What is stored in the OAuth Token and is it encrypted? (retired) - HxGN SDx - HxGN SDx - Reference - Hexagon

HxGN SDx Modified and Retired Functionality

Language
English
Product
HxGN SDx
Search by Category
Reference
SmartPlant Foundation / SDx Version
10
SmartPlant Markup Plus Version
10.0 (2019)

This functionality was removed in Update 23.

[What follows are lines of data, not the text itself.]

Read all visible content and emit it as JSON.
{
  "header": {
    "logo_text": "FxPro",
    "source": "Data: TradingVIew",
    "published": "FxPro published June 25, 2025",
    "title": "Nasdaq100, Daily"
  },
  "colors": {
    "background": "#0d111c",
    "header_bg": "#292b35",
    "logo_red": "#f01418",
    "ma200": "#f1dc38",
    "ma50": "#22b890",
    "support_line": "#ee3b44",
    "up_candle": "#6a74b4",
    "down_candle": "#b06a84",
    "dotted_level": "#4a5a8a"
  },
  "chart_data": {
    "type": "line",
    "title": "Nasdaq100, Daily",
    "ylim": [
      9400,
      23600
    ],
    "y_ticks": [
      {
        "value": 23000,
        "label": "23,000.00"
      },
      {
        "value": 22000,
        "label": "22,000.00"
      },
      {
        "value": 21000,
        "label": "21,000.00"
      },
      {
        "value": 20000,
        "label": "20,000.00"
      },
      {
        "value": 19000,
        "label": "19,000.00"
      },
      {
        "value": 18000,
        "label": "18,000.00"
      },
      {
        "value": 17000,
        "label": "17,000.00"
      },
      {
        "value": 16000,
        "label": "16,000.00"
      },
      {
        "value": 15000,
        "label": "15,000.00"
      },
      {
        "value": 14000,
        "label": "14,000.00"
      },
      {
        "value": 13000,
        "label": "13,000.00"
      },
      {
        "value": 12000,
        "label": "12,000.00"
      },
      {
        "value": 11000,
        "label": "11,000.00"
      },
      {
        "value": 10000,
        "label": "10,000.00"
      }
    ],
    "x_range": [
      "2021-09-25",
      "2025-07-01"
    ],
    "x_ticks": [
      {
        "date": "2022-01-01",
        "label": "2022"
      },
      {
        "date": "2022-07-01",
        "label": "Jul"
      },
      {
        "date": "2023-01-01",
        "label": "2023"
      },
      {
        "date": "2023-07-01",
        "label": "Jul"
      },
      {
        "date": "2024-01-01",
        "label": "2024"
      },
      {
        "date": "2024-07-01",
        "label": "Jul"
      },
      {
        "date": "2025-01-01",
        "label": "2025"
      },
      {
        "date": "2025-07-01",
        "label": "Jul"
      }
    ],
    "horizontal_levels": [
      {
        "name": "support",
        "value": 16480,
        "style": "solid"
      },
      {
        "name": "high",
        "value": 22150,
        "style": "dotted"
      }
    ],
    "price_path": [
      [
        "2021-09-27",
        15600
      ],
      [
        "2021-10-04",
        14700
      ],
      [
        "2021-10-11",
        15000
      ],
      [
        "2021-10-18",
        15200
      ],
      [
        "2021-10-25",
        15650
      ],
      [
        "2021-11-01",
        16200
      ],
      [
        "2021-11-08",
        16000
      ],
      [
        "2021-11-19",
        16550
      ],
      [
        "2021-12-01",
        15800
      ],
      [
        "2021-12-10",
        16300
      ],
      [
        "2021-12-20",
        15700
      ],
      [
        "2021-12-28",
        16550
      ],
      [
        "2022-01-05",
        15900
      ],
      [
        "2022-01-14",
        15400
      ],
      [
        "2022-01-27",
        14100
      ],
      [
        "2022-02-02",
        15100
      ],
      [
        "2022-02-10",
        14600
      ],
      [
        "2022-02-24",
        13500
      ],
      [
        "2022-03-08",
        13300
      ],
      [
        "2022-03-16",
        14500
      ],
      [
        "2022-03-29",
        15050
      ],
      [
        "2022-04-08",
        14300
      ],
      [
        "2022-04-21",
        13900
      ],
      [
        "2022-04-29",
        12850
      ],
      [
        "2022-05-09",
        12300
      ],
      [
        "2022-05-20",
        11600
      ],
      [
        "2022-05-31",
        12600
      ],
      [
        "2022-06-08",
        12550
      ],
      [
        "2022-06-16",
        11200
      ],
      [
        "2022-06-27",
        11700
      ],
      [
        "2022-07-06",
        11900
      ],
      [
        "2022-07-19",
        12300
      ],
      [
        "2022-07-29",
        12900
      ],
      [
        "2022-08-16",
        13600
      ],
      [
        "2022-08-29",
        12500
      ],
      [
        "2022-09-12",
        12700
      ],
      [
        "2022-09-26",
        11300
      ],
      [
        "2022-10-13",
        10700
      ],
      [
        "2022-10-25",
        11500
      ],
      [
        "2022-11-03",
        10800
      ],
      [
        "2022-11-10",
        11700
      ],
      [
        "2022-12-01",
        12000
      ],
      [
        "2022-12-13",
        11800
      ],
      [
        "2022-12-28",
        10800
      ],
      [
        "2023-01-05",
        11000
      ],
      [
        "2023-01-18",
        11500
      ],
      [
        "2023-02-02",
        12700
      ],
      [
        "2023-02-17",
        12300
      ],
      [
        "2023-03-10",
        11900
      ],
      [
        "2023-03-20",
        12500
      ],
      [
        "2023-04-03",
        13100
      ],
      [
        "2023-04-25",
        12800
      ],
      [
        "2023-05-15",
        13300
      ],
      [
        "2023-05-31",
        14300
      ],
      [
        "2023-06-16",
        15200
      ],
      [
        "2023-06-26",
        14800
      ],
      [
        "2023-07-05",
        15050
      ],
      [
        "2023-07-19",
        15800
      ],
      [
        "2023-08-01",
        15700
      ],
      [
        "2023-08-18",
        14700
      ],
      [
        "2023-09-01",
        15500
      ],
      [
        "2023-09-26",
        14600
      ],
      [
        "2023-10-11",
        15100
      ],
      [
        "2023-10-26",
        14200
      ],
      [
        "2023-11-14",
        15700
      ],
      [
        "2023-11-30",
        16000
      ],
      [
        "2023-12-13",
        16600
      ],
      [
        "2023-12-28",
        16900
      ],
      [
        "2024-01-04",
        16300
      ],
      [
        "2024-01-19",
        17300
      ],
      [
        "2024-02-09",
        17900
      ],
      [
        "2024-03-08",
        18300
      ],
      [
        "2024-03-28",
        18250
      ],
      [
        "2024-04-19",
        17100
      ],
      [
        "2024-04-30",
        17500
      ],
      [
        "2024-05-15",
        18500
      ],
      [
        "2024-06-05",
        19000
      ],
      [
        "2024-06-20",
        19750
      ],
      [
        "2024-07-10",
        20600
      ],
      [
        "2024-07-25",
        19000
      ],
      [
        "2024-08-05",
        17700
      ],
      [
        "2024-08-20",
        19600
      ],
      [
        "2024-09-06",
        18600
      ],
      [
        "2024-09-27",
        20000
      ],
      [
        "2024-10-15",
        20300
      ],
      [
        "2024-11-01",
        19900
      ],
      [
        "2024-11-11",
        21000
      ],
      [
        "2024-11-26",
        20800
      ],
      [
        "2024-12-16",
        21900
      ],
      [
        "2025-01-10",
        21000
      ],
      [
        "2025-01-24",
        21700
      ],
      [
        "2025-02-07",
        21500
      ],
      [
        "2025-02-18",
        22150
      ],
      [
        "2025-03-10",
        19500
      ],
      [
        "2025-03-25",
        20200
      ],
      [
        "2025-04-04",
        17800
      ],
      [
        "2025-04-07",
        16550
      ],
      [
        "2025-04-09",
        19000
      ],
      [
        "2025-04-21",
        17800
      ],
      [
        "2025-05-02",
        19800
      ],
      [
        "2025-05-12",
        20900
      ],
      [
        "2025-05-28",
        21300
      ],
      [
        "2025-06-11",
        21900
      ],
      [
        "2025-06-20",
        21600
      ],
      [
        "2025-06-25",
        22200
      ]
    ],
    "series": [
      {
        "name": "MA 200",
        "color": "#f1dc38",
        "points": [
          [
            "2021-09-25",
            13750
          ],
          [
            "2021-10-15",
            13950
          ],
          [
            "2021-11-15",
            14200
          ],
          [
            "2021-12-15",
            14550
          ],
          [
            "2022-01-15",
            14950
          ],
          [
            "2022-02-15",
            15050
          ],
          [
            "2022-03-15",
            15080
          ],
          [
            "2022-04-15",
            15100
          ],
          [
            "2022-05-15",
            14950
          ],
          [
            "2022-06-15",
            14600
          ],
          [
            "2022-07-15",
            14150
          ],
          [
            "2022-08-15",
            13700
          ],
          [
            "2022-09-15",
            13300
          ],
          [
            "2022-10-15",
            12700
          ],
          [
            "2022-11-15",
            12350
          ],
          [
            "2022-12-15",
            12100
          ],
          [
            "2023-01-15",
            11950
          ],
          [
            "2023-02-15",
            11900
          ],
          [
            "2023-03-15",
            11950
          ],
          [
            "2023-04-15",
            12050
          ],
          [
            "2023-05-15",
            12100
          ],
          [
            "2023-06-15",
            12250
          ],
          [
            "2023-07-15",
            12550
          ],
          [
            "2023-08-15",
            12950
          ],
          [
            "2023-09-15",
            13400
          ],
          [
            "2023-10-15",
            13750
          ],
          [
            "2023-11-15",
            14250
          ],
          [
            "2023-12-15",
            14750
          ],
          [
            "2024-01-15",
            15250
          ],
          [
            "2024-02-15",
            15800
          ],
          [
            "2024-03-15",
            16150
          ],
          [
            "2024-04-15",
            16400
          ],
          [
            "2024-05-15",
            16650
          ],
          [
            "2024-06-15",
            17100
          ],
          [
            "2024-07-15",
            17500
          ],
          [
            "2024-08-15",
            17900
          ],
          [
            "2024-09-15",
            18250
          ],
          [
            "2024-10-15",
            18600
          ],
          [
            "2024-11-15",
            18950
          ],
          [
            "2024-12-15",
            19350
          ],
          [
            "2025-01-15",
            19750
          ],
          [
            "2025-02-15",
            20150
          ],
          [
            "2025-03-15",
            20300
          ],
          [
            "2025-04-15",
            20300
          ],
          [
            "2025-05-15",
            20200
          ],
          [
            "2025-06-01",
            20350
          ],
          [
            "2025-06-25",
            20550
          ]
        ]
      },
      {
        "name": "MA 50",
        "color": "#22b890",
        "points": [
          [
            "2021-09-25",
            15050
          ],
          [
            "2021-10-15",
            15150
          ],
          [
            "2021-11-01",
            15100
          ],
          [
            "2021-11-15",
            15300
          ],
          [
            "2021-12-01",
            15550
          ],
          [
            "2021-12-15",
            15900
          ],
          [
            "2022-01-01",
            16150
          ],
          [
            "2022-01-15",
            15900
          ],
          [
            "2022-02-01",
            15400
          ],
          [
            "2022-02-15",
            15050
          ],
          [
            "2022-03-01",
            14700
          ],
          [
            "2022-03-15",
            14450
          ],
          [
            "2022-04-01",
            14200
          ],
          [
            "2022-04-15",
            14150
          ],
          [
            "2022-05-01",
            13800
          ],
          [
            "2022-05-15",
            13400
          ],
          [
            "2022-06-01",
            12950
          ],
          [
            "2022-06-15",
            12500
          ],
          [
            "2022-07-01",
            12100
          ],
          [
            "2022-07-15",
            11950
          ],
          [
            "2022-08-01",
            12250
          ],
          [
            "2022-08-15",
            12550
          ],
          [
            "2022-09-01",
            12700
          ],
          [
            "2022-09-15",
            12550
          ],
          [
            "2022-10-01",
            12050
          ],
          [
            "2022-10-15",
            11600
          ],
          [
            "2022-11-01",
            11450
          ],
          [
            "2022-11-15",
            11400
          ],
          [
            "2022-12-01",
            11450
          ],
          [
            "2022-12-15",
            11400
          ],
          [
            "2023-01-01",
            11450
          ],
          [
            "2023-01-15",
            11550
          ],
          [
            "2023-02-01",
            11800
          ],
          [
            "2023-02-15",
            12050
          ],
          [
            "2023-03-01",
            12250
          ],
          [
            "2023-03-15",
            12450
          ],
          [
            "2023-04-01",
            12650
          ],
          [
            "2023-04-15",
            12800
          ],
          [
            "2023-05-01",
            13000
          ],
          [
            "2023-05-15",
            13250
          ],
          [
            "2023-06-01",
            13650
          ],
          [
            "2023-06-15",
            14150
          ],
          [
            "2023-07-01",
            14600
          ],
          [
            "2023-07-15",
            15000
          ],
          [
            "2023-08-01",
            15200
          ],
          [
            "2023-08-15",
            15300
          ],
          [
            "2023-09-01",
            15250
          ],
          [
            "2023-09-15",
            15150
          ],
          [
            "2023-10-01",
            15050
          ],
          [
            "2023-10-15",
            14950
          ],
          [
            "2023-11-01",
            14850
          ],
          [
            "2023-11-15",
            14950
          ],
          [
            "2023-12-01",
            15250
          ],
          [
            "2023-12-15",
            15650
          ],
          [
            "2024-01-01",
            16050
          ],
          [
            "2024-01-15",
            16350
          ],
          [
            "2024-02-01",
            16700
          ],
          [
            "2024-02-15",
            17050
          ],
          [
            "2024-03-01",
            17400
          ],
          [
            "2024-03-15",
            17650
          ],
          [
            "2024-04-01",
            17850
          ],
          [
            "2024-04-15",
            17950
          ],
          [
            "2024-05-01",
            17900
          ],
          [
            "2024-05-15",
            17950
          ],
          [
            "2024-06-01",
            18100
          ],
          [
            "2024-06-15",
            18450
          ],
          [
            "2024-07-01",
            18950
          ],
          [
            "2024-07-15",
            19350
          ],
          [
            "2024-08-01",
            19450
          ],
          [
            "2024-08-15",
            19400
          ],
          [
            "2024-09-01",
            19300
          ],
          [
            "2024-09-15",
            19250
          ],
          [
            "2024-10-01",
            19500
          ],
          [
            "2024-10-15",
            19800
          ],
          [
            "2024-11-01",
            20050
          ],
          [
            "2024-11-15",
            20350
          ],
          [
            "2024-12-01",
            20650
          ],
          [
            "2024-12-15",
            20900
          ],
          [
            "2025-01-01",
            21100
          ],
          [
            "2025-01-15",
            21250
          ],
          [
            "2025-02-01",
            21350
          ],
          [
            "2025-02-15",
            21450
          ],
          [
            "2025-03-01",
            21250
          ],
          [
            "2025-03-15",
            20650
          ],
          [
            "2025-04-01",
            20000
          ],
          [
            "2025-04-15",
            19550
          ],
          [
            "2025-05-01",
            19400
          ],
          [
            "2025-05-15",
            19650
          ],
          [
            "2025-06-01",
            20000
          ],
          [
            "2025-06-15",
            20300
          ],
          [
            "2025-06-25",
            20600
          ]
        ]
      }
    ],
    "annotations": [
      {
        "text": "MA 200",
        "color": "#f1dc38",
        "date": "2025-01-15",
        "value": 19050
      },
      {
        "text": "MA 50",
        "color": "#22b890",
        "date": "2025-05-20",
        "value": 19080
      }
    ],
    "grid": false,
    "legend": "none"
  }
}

Despite first appearances, the OAuth token is not encrypted and only base-64 encoded. The token contains the information relating to the user and the token issuer and is stored as key-value pairs known as claims. A tokens typically contains the username, the URI of the token issuer, the mechanism used to generate the token (the OAuth flow), and the client host information. An example below shows a decoded OAuth token and what values are contained within the encoded string:

{

“client_id”: “TestClient”,

“scope”: “SPF”,

“sub”: “superuser”,

“amr”: “password”,

“auth_time”: 1489148304,

“idp”: “idsrv”,

“name”: “superuser”,

“ClientHostName” : “SPFMachine”,

“role”: “Admin”,

“ingr.session_id”: “6800695efddf40d8977fbc4b765800d3”,

“iss”: “http/localhost/spfconfigservice/spfauthentication/oauth”,

“aud”: “http/localhost/spfconfigservice/spfauthentication/oauth/resources”,

“exp”: “1489151904”,

“nbf”: “1489148304”

}

SHARED Tip A decoding utility for OAuth tokens and viewing the contents can be found at: htttps//jwt.io.